1

i've this pdf, I'm trying to extract table from pdf. Wwhat is the better strategy to get the table? I can not be able to get the value specific on table , for example in the first table , i 've to get [70,75,80,85,90,100,105,110,115,120] and for the second line [0,0,2,6,10,10,10,2,2,0,0]

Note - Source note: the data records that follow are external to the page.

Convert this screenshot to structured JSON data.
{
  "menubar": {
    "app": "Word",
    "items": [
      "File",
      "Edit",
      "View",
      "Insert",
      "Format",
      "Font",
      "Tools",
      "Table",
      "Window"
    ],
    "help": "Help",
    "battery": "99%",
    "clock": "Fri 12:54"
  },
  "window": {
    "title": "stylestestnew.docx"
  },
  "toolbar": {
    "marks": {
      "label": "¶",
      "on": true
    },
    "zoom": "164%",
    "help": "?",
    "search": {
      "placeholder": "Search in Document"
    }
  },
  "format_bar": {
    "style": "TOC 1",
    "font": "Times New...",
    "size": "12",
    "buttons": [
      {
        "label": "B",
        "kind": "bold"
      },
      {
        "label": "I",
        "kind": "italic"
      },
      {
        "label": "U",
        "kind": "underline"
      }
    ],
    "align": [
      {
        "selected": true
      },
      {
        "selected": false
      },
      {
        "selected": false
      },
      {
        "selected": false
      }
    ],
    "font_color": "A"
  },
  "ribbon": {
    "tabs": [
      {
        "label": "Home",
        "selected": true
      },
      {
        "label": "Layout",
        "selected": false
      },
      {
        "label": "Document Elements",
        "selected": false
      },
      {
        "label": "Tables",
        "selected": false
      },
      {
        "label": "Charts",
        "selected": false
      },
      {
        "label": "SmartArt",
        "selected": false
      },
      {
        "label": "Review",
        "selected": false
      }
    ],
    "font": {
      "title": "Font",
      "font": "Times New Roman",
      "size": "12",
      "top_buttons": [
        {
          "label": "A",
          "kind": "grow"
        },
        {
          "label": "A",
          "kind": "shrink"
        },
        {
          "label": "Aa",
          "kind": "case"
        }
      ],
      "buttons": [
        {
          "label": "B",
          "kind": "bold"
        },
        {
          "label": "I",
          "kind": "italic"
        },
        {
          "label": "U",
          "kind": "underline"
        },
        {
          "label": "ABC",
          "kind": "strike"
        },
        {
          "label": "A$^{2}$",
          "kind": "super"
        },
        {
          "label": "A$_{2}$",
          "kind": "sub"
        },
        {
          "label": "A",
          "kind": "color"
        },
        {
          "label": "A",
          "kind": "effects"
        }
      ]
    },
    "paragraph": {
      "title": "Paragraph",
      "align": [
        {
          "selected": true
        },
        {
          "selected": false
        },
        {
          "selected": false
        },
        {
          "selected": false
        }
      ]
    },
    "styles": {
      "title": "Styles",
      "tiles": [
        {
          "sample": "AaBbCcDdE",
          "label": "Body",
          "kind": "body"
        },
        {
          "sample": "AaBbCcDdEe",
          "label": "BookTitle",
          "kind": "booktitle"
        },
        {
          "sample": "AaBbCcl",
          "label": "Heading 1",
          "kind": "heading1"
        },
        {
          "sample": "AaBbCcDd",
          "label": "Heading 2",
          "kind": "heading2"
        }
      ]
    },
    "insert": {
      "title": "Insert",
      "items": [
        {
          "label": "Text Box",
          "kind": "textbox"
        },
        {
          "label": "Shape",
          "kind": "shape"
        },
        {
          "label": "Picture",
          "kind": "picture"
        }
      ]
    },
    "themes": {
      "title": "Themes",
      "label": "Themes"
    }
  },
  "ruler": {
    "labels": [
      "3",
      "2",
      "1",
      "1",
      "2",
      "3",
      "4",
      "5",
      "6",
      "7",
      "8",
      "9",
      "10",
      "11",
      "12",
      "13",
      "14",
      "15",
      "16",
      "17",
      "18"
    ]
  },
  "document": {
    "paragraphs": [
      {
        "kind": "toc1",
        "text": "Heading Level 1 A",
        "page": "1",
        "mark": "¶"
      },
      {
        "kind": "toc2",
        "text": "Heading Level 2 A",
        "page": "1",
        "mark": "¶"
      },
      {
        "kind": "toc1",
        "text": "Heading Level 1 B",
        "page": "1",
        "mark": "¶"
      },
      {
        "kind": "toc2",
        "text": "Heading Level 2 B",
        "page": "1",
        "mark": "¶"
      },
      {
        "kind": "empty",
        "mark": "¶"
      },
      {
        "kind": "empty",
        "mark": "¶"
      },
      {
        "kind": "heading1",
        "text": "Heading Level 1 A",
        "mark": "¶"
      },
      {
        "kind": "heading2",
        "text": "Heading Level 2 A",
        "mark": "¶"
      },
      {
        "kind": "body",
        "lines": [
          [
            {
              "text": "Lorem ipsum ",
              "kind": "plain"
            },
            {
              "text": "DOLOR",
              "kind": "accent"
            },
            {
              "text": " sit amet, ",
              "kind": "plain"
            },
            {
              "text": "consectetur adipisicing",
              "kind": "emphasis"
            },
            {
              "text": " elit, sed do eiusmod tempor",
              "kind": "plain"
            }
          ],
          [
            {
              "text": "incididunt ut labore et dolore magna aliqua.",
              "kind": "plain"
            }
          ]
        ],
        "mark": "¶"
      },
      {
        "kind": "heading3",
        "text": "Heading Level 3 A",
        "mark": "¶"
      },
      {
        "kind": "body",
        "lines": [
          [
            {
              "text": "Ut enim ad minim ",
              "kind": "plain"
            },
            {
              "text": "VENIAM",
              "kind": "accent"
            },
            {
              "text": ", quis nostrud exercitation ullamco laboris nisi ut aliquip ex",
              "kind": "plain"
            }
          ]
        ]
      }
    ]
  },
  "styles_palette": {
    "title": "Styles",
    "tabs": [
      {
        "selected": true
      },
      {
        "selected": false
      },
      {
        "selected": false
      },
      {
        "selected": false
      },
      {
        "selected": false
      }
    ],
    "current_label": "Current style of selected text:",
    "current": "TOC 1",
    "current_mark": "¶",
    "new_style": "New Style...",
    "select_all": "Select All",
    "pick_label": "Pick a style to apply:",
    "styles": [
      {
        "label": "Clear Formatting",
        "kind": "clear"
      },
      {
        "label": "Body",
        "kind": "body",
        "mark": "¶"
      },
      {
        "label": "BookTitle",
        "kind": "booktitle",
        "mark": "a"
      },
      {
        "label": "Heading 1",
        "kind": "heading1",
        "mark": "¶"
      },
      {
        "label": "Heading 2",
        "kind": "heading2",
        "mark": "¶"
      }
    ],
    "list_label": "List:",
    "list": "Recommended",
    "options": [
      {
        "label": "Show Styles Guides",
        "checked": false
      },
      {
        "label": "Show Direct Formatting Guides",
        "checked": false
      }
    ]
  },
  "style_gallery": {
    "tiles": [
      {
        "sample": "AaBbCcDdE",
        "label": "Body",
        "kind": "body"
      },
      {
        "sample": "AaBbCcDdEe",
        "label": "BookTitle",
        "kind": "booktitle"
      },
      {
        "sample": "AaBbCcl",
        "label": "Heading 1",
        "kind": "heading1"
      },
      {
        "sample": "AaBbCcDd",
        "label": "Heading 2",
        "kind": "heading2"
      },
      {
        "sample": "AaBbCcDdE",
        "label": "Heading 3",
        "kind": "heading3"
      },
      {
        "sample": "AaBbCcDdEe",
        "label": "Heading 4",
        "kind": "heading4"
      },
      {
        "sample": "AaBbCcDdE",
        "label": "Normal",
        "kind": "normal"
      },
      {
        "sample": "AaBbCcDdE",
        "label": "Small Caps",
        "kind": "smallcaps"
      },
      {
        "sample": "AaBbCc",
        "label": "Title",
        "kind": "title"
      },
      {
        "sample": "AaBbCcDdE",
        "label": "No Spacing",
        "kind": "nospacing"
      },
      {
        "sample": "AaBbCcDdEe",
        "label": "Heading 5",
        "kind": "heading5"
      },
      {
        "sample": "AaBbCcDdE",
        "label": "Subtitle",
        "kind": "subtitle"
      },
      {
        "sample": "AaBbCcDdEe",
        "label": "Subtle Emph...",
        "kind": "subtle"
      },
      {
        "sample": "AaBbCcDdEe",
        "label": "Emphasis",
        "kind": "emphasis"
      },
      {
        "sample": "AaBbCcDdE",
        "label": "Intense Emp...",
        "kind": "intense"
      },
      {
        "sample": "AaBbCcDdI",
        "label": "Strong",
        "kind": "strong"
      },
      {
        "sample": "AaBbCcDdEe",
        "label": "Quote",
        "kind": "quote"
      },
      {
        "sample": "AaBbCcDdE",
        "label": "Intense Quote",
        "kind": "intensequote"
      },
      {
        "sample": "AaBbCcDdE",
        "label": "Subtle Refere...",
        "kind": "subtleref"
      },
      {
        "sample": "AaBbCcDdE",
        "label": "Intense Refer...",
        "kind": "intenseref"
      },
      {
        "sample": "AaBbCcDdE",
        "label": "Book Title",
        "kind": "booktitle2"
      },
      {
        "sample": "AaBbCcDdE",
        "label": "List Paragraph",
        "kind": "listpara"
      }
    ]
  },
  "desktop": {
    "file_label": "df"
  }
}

My final result would be : 411924,KGDHN,MBELT W 40 INT, T.GG SUPREME/SELLERIA, 9643 BEIGE EBONY/COCOA, [70,75,80,85,90,100,105,110,115,120] ,[0,0,2,6,10,10,10,2,2,0,0],42,200.00,8,400.00

enter image description here

with pdfplumber.open(doc) as pdf:
print(pdf.pages)
page = pdf.pages[0]
im = page.to_image(resolution = 400)
text = page.extract_words()
im = im.draw_rects(page.extract_words())
im.show()
# h = open('empty_test' + '.json', "w")
# json.dump(text, h, indent=2, sort_keys=False)
# h.close()

enter image description here

It is a PDF with text. I can extract the text easily, and keep the layout almost the same

for page in pdf.pages:
    for line in page.extract_text(keep_blank_chars=False, layout=True).splitlines():
        print(line)

enter image description here

Herojos
  • 61
  • 4
  • the null is a no value too? If no zero , maybe it is possible to get a correspondent null value ? – Herojos Jun 29 '23 at 21:53
  • If you can isolate the yellow boxes you can split them in half, if there is nothing in the bottom half - assume null/zero. If you draw the `.rects` of the page - are they picked up? Or perhaps you can detect the areas by stroking_color. – jqurious Jun 30 '23 at 17:13
  • @jqurious How can I get the .rects draw? – Herojos Jun 30 '23 at 22:02
  • https://github.com/jsvine/pdfplumber#creating-a-pageimage-with-to_image `im.draw_rects()` and `page.rects` - there's a guide in the docs with `.curves` but should help: https://nbviewer.org/github/jsvine/pdfplumber/blob/stable/examples/notebooks/ag-energy-roundup-curves.ipynb – jqurious Jun 30 '23 at 22:19
  • @jqurious, perfect, I've update my questions whith the result that you ask – Herojos Jun 30 '23 at 22:28
  • Is this a PDF with text, or is this just a PDF of scanned images? The latter is infinitely more difficult to extract. – Tim Roberts Jun 30 '23 at 22:28
  • One possible approach is to use `page.search(r'\d+')` to find the numbers and use their `x0` position as `explicit_vertical_lines=` to build the table columns - you could crop out the Description/Size "column" first to narrow things down. There's many examples on the pdfplumber discussions e.g. https://github.com/jsvine/pdfplumber/discussions/907 - if the PDF is public and you can post it, that would help. – jqurious Jun 30 '23 at 22:37
  • @jqurious, i've deleted privacy inormation , and the structure is persistan . At this url: https://uploadnow.io/f/0NcV9jd you can get the file. Thanks for your help in advances – Herojos Jun 30 '23 at 22:54

2 Answers2

0

The idea is to isolate the smallest area around the values via cropping:

enter image description here

You can then use the x0 position of each word as your vertical line.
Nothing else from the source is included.